Le président du tribunal de Paris a réagi à un article de l'hebdomadaire allemand Der Spiegel, selon lequel l'administration américaine de Donald Trump aurait envisagé des sanctions contre les juges ayant condamné Marine Le Pen en première instance en mars dernier.
"Si de tels faits étaient avérés ou devaient se réaliser, ils constitueraient une ingérence inacceptable et intolérable dans les affaires internes de notre pays", a ainsi déclaré M. Ghaleh-Marzban.
"Accréditation d'une fake news"
Pour le RN, cette prise de parole résonne "comme l'accréditation d'une fake news", basée sur "une information extrêmement douteuse, donnée de façon anecdotique" et "au conditionnel".
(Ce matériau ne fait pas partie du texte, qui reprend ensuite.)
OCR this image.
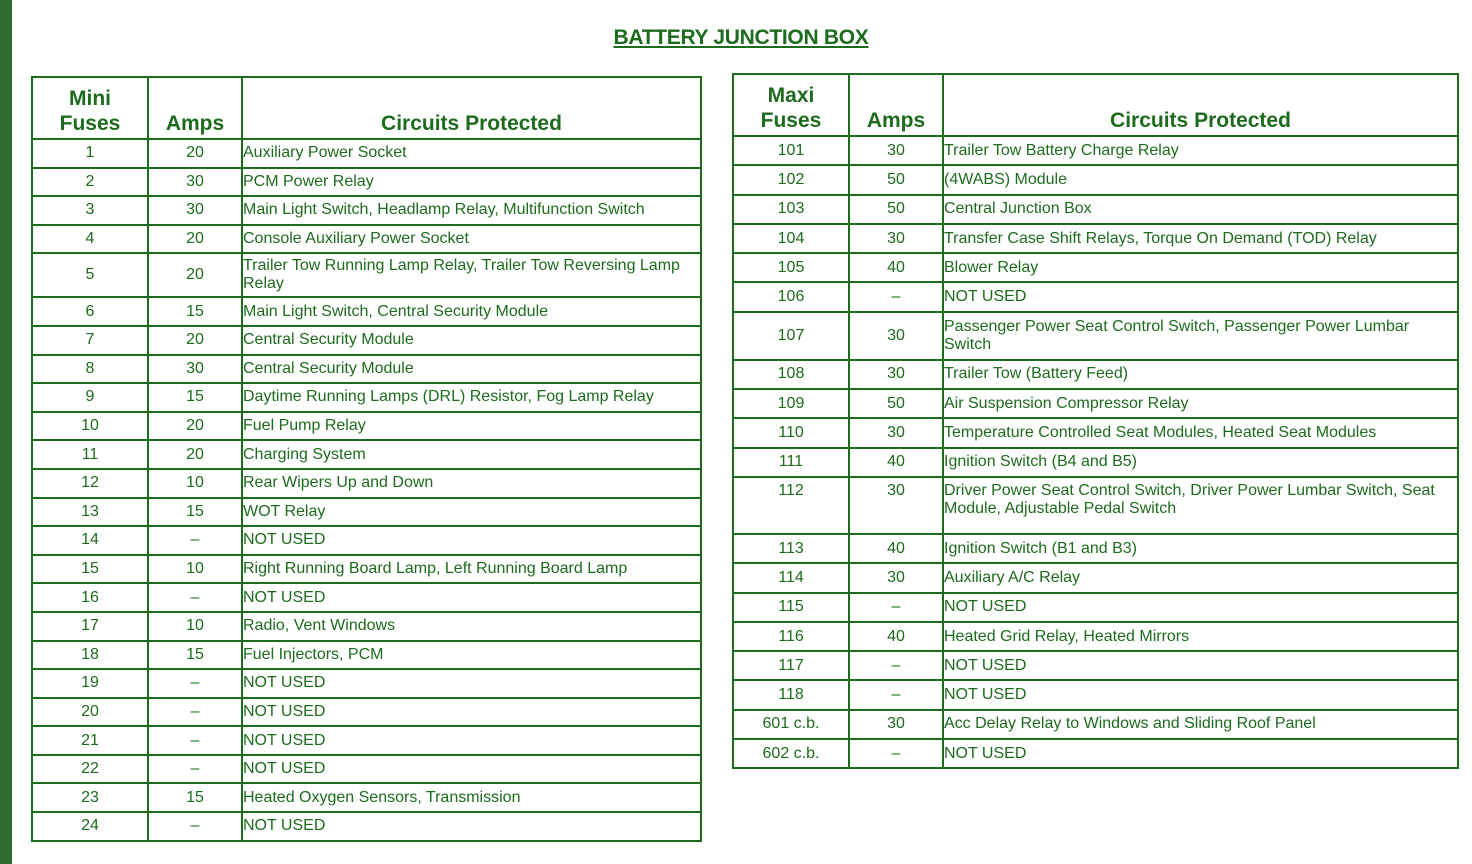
BATTERY JUNCTION BOX
Mini
Fuses	Amps	Circuits Protected
1	20	Auxiliary Power Socket
2	30	PCM Power Relay
3	30	Main Light Switch, Headlamp Relay, Multifunction Switch
4	20	Console Auxiliary Power Socket
5	20	Trailer Tow Running Lamp Relay, Trailer Tow Reversing Lamp Relay
6	15	Main Light Switch, Central Security Module
7	20	Central Security Module
8	30	Central Security Module
9	15	Daytime Running Lamps (DRL) Resistor, Fog Lamp Relay
10	20	Fuel Pump Relay
11	20	Charging System
12	10	Rear Wipers Up and Down
13	15	WOT Relay
14	–	NOT USED
15	10	Right Running Board Lamp, Left Running Board Lamp
16	–	NOT USED
17	10	Radio, Vent Windows
18	15	Fuel Injectors, PCM
19	–	NOT USED
20	–	NOT USED
21	–	NOT USED
22	–	NOT USED
23	15	Heated Oxygen Sensors, Transmission
24	–	NOT USED
Maxi
Fuses	Amps	Circuits Protected
101	30	Trailer Tow Battery Charge Relay
102	50	(4WABS) Module
103	50	Central Junction Box
104	30	Transfer Case Shift Relays, Torque On Demand (TOD) Relay
105	40	Blower Relay
106	–	NOT USED
107	30	Passenger Power Seat Control Switch, Passenger Power Lumbar Switch
108	30	Trailer Tow (Battery Feed)
109	50	Air Suspension Compressor Relay
110	30	Temperature Controlled Seat Modules, Heated Seat Modules
111	40	Ignition Switch (B4 and B5)
112	30	Driver Power Seat Control Switch, Driver Power Lumbar Switch, Seat Module, Adjustable Pedal Switch
113	40	Ignition Switch (B1 and B3)
114	30	Auxiliary A/C Relay
115	–	NOT USED
116	40	Heated Grid Relay, Heated Mirrors
117	–	NOT USED
118	–	NOT USED
601 c.b.	30	Acc Delay Relay to Windows and Sliding Roof Panel
602 c.b.	–	NOT USED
Dénonçant au passage "la presse française" qui a repris ces révélations "sans mesure et non sans malveillance", le parti à la flamme dit craindre "que de tels propos puissent apparaitre comme une pression inadmissible sur les magistrats d'appel, sur la base d'un ragot colporté par un média hostile".
Le RN assure en outre qu'il "reste vigilant à toute mise en cause ou pression s'exerçant de manière inacceptable sur l'institution judiciaire", alors que Marine Le Pen et douze autres prévenus doivent comparaître devant la cour d'appel jusqu'au 12 février.
Reconnue coupable, en première instance, de détournement de fonds publics dans l'affaire des assistants parlementaires du Front national (ancien nom du RN), la triple candidate présidentielle est depuis sous le coup d'une peine d'inéligibilité immédiate, qui compromet ses chances de concourir une quatrième fois en 2027.